More than half of small and midsize business owners and managers will not rehire the same workers they employed prior to the COVID-19 crisis, according to the Facebook survey. With so much flux in the labor market, some small businesses will be able to make strategic hires of exceptional talent. There is an opportunity to make changes to the make-up of teams to better align with business objectives and company culture.
Employee and customer safety
Business owners will have to evaluate how to best protect their employees and continuing operations in the future. The pandemic is not over, and it is still too soon to know if future waves are coming and how bad they will be. It will be important to have plans for switching back to remote work, staggering shifts, or cross-training employees in order for businesses to ensure they can both protect vulnerable workers and keep the business open.
When surveyed about how to keep employees and customers safe after reopening, executives indicated they were confident their businesses could do so. Seventy percent of CFOs felt very confident they can provide a safe working environment for employees and 75% are very confident they can make customers feel safe.
k to continue digital transformation
While 78% of small businesses suffered declining sales, fewer than one in four missed or withheld any bill payments, including rent or utilities, according to the Verizon survey. In response to declining revenue, most business leaders do plan to make some prudent expense reductions going forward. However, their plans reveal a desire to maintain focus on creating future strategic advantage. While 83% of CFOs believe they will defer or cut capital expenditures, fewer than one in five plan to cut investment in R&D or digital transformation.
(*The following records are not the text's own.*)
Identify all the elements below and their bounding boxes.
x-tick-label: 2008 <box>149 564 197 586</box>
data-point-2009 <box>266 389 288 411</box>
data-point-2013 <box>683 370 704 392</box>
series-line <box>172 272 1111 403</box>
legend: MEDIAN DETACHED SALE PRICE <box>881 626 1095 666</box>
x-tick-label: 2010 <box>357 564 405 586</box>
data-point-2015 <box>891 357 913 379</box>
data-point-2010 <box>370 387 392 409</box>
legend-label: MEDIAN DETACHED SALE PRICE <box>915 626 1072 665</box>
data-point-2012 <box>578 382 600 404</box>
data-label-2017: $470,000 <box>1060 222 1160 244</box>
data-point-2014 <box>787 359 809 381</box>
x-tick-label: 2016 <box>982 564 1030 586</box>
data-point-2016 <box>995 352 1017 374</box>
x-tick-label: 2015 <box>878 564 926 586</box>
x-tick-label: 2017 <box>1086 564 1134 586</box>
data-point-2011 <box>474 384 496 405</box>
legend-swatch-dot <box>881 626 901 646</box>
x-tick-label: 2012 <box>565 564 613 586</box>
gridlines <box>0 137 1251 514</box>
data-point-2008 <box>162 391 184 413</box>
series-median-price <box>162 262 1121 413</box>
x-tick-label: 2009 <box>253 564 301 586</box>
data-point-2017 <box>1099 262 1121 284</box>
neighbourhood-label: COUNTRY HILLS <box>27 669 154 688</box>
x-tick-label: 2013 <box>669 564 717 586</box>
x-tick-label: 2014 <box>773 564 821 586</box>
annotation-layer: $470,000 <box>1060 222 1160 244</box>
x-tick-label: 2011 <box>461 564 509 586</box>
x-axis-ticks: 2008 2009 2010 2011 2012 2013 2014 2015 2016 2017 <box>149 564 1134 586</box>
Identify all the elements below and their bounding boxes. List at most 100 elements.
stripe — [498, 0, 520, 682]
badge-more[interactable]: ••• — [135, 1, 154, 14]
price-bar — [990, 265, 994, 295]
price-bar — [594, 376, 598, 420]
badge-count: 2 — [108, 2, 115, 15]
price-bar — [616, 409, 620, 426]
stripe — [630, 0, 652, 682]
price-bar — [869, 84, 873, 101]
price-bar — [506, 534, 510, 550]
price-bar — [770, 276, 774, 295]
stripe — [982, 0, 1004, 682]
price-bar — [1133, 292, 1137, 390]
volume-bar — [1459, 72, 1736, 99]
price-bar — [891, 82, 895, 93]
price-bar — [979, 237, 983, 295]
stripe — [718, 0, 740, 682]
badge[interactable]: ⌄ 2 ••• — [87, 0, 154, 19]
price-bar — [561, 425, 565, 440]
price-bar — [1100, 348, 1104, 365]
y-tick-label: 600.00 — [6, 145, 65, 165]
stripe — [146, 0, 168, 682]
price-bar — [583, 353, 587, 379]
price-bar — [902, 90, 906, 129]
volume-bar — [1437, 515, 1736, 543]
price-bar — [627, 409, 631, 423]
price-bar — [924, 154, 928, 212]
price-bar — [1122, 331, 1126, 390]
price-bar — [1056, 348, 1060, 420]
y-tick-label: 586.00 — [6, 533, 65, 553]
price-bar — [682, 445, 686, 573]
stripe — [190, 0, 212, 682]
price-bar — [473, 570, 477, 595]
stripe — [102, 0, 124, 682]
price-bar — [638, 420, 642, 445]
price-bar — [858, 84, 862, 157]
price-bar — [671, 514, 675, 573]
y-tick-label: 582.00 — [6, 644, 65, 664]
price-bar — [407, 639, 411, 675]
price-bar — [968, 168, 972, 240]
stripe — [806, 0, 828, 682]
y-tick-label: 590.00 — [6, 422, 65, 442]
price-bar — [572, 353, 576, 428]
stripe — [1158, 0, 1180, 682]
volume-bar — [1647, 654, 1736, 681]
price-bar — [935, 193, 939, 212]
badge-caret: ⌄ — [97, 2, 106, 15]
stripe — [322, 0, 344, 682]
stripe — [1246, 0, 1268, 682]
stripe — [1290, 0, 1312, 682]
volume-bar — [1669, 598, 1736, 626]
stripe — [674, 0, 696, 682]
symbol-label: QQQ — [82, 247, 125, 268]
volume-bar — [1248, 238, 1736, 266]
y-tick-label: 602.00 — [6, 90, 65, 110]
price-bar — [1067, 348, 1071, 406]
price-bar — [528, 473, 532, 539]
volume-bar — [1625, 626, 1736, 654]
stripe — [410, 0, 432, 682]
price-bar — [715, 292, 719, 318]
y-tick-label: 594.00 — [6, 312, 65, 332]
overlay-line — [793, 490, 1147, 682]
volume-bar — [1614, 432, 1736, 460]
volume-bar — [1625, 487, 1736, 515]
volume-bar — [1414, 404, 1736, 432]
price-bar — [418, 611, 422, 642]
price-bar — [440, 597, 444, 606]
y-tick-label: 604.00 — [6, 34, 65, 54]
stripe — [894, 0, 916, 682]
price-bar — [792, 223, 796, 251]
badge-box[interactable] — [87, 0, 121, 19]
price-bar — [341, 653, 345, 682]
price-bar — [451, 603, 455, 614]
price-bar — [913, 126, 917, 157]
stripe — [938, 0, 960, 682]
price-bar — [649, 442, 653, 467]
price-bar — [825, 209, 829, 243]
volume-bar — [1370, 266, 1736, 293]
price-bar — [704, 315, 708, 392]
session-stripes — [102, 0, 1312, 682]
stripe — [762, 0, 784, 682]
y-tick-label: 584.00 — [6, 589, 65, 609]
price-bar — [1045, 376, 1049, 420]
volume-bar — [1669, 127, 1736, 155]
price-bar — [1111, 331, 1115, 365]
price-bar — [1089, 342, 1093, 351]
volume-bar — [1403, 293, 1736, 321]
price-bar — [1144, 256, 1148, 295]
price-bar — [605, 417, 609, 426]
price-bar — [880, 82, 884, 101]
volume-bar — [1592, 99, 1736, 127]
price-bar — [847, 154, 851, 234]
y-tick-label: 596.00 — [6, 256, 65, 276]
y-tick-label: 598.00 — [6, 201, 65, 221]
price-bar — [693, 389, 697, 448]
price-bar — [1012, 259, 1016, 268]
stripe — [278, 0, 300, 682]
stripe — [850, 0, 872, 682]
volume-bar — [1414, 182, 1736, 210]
When the pandemic necessitated a rapid shift to remote work, the importance of digital transformation became more evident than ever before. Digital transformation enabled many businesses to keep their employees working and continue serving their customers. Of those small and midsize businesses using online tools to continue operations, 56% make at least half of their sales digitally, according to the Facebook survey.
There’s no doubt SMB leaders are ready to get back to business. But they also recognize that things won’t go back to the way they were. Pressing forward with digital transformation across the company will be essential to continuing operations. Businesses will continue to adopt digital technology to help keep supply chains running, serve customers online or in person, and manage both remote and onsite employees.